Landscape superintendent Loren Erickson said all options are being considered to stabilize the Live oak, which is more than 500 years old and is a symbol of the Coast.
“This tree means everything to the community,” he said. The arborist said he knew of the Friendship Oak before he moved to Mississippi and visited to check its condition after Hurricane Katrina.
A Live oak expert, Malcolm Guidry of Covington, Louisiana, is coming to look at the tree.
“At this point, the remainder of the tree is healthy and stable,” Erickson wrote in a memo to faculty and staff Monday afternoon. “The area has been secured, and the affected branch is supporting itself on the ground.
“There is a possibility that the branch may be able to remain as it is, once pruning has been performed on visibly broken portions. Only the affected branch will be pruned. No other part of the tree will be removed or altered.”
Erickson told the Sun Herald cabling or bracing the branches might be considered, but man’s intervention is not always a good idea. The tree would no longer be able to move naturally.

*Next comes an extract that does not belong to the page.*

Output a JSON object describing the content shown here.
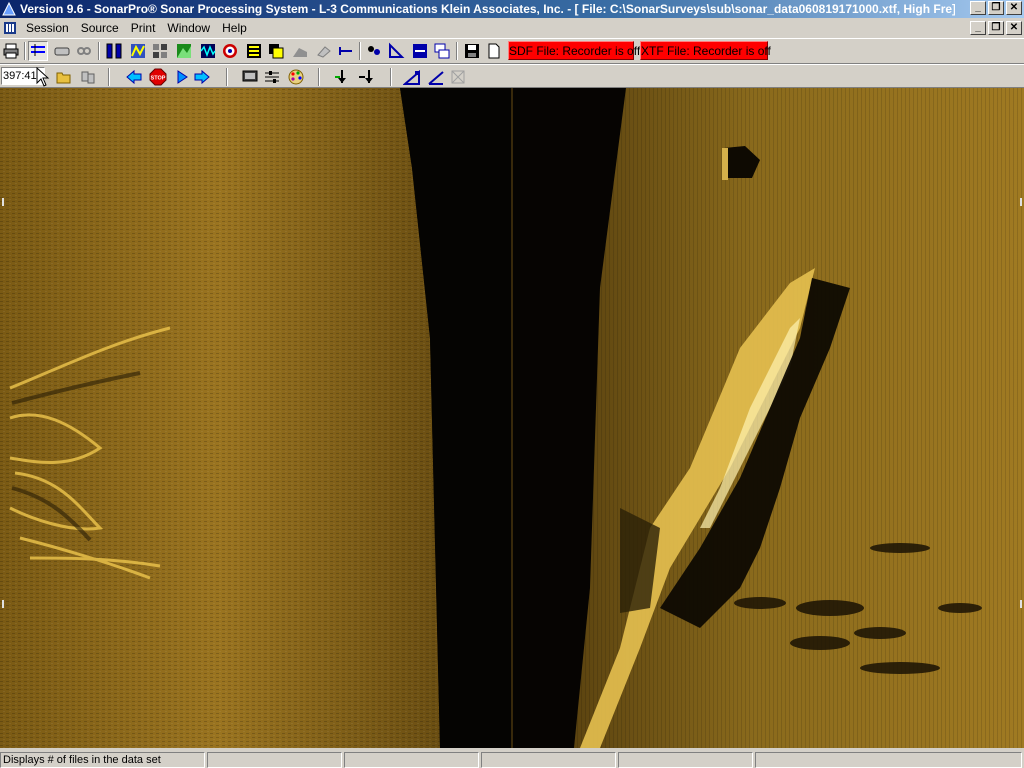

“The bottom line is, it’s an inexact science and you can love a tree to death pretty quickly,” Erickson said.
“Nobody wants to be the person that intervenes thinking they’re smarter than nature, then getting it wrong.”
He said the tree might take care of itself, as it has been doing for centuries. Branches thicken to support its weight. But the health of this particular branch was compromised back in 2010, when a lightning strike along the trunk and one side of the branch hampered its ability to mend.
The branch was never completely joined to the trunk. He said it further separated from the tree because of all the rain lately.
Live oaks soak up hundreds of gallons of water a day. The branch was so heavy with water, he said, it separated more prominently.
The branch, which has multiple limbs, makes up about 1/5 of the oak’s impressive canopy. One side of the oak now looks bare, but Erickson said higher branches should spread and grow to fill the void.
The tree sits at the front of USM’s Gulf Park campus. The area under its canopy, once open to visitors, was chained off after another branch fell in 2016.